I generally enjoy browsing the newspaper whether on dead-tree versions or online. Well, here are a couple of recent articles I’ve read from Inquirer.net that you might find interesting. Of course they are related to our PLU world. One is a police report about a carnapping during an eyeball and the other is a lifestyle article of a daughter’s confession about her gay dad.
‘Text mate’ steals car during ‘eyeball’
A man lost a company-issued vehicle to his text mate after they agreed to meet for the first time in an apartelle in Quezon City earlier this month.
The car thief later abandoned the vehicle at the Teacher’s Camp in Baguio City where it was found by the police.
I like how this article treats as a non-issue the fact that two guys met via a TV chatroom and then checked in at an apartelle. Reading between the lines, it’s quite obvious that the man whose vehicle was stolen is PLU—there’s very little other likely explanation—and the the text mate/carnapper is a tripper of some sort.
One can hope that the complainant is out in the office or it’d be hard to explain to his company why the car got stolen. I guess the moral of the story is to always be careful whenever you are meeting with someone (yes, that tired old cliché). But more importantly, don’t use company-issued stuff on occasions not related to your work!
Outing My Father
My father and I were extremely close. Sometimes, even my high school classmates would express envy at our closeness. I would tell my dad everything, and I was more close to him than my mother.
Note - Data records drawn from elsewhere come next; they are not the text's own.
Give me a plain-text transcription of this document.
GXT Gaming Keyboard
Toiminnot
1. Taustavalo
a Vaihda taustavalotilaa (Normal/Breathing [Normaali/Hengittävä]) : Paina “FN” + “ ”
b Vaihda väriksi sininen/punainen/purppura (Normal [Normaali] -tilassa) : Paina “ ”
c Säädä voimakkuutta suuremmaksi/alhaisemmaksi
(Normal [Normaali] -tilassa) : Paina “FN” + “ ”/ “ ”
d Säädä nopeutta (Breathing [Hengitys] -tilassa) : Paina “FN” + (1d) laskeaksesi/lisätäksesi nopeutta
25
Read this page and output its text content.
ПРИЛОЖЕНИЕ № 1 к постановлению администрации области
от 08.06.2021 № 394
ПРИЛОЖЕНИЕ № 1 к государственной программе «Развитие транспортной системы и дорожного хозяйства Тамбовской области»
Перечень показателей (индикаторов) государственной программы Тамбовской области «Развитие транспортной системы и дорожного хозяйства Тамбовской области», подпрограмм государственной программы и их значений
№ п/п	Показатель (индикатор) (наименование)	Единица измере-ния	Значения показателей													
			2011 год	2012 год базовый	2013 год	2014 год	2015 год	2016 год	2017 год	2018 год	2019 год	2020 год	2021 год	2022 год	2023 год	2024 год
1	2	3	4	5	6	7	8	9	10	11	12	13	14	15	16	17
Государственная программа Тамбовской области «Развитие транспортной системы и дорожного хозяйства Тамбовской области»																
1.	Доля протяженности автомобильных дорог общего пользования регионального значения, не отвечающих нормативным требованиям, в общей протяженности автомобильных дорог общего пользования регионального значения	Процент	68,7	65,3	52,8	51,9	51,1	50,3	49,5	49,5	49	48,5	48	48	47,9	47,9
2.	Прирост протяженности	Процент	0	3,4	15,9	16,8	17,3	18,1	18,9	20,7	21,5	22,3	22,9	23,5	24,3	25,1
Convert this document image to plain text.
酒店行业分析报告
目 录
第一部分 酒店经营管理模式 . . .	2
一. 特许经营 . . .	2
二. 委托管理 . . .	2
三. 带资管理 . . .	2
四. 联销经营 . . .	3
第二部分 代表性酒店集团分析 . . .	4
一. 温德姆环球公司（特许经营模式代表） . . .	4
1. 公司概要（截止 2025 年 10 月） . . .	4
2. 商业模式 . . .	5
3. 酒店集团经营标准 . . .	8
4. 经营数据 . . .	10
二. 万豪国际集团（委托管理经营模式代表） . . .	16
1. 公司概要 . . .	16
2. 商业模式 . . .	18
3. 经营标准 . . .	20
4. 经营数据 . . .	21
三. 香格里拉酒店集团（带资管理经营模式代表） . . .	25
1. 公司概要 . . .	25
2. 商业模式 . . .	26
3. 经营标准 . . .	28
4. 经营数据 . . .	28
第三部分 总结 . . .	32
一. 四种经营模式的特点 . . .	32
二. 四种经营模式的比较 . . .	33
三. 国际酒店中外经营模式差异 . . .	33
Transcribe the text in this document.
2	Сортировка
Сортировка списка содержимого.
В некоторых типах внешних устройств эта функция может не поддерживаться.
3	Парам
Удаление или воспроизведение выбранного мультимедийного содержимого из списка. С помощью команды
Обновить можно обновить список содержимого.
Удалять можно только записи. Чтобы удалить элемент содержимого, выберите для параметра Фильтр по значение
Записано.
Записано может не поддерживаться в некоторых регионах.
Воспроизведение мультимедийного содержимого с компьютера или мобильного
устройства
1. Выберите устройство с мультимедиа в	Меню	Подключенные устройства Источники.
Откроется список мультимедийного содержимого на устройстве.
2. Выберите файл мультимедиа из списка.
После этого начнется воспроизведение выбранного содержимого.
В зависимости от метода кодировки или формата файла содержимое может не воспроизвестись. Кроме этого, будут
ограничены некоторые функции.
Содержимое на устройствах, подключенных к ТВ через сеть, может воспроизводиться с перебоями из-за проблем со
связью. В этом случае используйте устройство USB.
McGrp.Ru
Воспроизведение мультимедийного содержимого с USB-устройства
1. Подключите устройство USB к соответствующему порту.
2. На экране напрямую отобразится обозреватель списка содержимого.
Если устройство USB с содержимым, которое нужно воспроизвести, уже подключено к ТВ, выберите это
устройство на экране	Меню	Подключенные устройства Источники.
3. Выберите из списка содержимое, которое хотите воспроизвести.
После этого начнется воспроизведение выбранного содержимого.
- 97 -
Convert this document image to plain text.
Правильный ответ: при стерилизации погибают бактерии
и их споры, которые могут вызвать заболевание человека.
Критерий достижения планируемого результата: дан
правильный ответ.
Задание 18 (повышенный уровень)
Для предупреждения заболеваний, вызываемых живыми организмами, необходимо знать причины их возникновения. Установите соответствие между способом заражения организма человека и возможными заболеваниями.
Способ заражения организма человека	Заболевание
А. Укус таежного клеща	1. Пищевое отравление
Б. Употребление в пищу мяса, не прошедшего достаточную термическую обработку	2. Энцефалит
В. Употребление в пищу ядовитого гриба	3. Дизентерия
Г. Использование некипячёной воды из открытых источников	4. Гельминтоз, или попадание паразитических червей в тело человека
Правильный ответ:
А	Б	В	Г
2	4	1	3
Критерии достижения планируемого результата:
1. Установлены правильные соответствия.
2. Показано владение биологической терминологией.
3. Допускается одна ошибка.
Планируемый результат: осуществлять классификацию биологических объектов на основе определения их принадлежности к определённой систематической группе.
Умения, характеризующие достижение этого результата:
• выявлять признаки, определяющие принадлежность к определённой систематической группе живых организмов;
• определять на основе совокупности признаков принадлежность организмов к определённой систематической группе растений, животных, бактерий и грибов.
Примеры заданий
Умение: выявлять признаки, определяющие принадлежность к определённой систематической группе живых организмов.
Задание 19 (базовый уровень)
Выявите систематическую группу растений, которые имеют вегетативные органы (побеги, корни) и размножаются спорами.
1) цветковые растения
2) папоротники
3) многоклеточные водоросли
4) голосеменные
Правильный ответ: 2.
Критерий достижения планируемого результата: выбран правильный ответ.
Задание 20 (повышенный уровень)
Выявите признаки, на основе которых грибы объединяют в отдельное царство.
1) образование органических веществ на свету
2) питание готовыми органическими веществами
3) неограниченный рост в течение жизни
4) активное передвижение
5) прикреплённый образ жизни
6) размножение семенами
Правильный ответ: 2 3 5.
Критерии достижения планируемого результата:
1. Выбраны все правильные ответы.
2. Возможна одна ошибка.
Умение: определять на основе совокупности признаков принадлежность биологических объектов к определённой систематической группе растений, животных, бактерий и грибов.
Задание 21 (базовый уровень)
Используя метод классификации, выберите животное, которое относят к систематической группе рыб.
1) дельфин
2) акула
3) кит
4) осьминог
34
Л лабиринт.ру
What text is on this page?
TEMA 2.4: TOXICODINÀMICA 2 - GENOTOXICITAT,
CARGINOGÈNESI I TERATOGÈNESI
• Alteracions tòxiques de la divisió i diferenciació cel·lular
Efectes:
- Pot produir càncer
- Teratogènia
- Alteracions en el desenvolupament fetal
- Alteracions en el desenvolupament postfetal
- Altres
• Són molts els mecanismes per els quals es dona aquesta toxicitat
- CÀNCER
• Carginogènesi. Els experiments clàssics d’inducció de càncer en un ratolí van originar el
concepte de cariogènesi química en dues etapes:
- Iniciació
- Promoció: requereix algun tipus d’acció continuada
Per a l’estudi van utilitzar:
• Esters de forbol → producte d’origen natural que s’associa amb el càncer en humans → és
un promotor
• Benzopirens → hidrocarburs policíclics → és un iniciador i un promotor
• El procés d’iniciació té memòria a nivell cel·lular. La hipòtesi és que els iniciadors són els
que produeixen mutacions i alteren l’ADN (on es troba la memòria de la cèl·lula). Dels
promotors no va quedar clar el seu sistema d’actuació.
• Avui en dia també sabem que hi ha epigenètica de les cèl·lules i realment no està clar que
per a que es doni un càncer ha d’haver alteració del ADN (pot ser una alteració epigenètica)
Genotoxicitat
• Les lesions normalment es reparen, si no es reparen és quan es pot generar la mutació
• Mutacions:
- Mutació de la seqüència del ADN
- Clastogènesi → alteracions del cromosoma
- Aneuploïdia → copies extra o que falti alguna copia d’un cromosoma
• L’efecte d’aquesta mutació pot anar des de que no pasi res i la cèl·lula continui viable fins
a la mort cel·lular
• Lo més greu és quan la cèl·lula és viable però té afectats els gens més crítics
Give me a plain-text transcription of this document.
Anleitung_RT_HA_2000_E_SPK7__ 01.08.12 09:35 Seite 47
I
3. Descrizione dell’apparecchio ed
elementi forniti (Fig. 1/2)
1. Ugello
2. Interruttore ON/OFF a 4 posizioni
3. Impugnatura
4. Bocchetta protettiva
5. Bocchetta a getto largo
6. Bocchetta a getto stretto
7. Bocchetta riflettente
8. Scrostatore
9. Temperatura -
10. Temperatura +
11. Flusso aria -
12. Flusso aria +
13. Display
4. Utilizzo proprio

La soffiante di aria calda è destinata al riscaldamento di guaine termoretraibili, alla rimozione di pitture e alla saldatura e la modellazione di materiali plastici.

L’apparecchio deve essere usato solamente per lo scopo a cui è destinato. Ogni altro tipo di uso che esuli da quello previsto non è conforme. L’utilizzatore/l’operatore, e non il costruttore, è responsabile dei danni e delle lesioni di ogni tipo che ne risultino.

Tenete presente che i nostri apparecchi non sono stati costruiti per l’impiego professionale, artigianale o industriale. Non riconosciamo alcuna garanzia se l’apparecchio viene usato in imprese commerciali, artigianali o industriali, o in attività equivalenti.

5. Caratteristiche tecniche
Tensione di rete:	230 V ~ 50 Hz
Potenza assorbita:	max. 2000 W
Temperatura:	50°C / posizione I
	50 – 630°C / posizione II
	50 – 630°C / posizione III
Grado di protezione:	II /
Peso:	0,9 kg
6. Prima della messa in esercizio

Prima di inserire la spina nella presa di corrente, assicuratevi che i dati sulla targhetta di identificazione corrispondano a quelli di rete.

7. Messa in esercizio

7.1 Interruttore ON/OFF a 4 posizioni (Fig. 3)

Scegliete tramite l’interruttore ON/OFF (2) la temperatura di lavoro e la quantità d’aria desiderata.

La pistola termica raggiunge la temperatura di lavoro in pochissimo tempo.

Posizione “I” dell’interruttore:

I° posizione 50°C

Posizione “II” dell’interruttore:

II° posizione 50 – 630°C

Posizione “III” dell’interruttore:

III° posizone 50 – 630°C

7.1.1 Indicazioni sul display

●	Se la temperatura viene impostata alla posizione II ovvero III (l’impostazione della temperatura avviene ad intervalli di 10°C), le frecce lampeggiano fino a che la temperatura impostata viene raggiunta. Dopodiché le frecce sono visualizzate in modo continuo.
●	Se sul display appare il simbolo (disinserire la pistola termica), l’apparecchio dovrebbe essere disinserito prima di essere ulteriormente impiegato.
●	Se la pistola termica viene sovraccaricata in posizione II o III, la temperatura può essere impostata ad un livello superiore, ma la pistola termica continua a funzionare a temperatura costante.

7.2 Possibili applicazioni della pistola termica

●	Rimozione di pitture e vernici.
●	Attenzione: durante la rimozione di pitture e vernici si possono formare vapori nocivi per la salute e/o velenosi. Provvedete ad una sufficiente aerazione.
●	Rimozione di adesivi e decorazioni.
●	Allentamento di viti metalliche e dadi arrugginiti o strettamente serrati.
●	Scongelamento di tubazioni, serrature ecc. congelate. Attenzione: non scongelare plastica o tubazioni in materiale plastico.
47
No one would have guessed that he is gay. He works for an IT company as a consultant for foreign transactions and though it is not as macho as say, a position in the military or in an architectural or engineering firm, his work reflects himself—highly organized, quick to respond to changes and find solution to problems.
Stories like this should not be anymore surprising, but I still can’t help but be fascinated about married men leading double lives. What interesting in this case is that the wife knows that her husband is gay and that she consents to it, which I guess makes her a martyr of sorts. I find it heartening to see that the daughter has adjusted to her dad’s sexuality after the initial shock. Now what I’m left wondering is if the brother knows and also whether the dad knows that his daughter knows or not.
I personally can’t inflict such kind of emotional damage on a woman and so I will definitely not get married to the opposite sex. (Well, marriage is possible if the woman is aware of my sexuality and consents to see the marriage as an arrangement of some kind, but that kind of thinking leads to a whole lot of complications that I don’t want to think about.)
Anyway, I’m quite intrigued by the fact that the daughter had to mention that her dad is a gym buff who spends a couple of hours or so in the gym after work. I’m now fantasizing that the father falls under the DILF category. Hehehehe.